With his wife Laurie, John has raised three daughters and built a life in Perth. He started his community service as a block parent and a parent council member, and then 17 years ago he took an interest in municipal politics and served as councilor and deputy mayor before running for mayor in 2006. He won the election in 2006, and was acclaimed to the position in both 2010 and 2014.
In his years on municipal council he has overseen many changes in the Town of Perth, including a shift from a dedicated police service to an OPP contract, and a major infrastructure project that closed down an arterial road for the better part of a year. As well he has played a role on a regional level with the Eastern Ontario Warden's Caucus in the development of a rural broadband project that was implemented over the past three years. As a board member on that project, which is called EORN (Eastern Ontario Regional Network), he was part of a group that raised and spent over $170 million in federal, provincial, and municipal dollars upgrading Internet service in the region.
Fenik also sits on the board of directors of the Perth and Smiths Falls Hospital and is the Chair of the Lanark County Housing Corporation.
He was also a long-time member of the Liberal Party of Canada, a circumstance that changed early this spring, which brings us to the second key moment in his political career.
“When Justin Trudeau and the caucus decided to sit on their hands when C-51 was brought in, I took a look at the legislation and made my decision,” he said.
He was approached by the NDP riding association and soon after by Paul Dewar, a long-time NDP Member of Parliament from Ottawa, about running for them in this election. After consulting with his family he said yes, and arranged to take an unpaid leave of absence from his duties as mayor of Perth during the campaign, which he thought would only last about six weeks, but has ended up being almost 13 weeks.
A lot of his motivation in this campaign has been centred on his initial concerns about Justin Trudeau's leadership and his level of comfort with NDP leader Thomas Mulcair.
“I've been increasingly concerned with Mr. Trudeau's poor judgement. I have been speaking with some members of the NDP in recent months, and I have been following Thomas Mulcair for a few years. He has the ability and the vision to lead the country,” Fenik said at the time of his nomination.

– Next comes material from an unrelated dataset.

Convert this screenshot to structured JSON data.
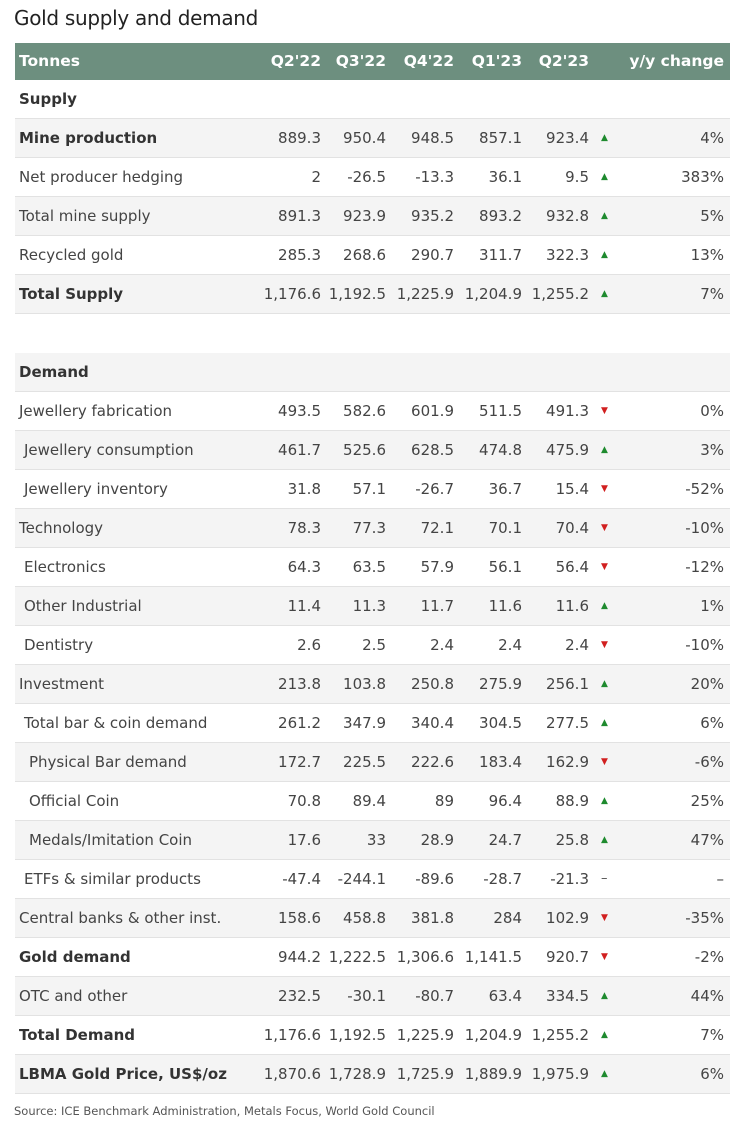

He says he has learned a lot during the campaign about the riding and about communities he did not know that well before the campaign started.
“I have learned a lot during this campaign about how important agriculture is to Lanark County and all through the riding, and how dynamic and advanced it is. I see people who are really engaged, are improving infrastructure all time, and making the riding the best that it can be.
“From farm gate sales to dairy farms with robots milking cows, to markets all over the riding, it's a dynamic industry. It is all threatened by the Trans-Pacific-Partnership agreement. I am happy to say the NDP, under Tom Mulcair, oppose the trade deal.”
He said that he has found that the local NDP riding association has been “re-energized during this campaign, with more people engaged than ever, and a structure is in place to keep. It's quite exciting to see this unfold.”
He said that he thinks this election is about the economy and jobs, accountability, transparency and representation, and civil liberties.
“The issue is about a government that's going to move us forward instead of the same old same old, the most important election in my lifetime. I really believe that. And I think the NDP under Mulcair embodies that spirit completely.”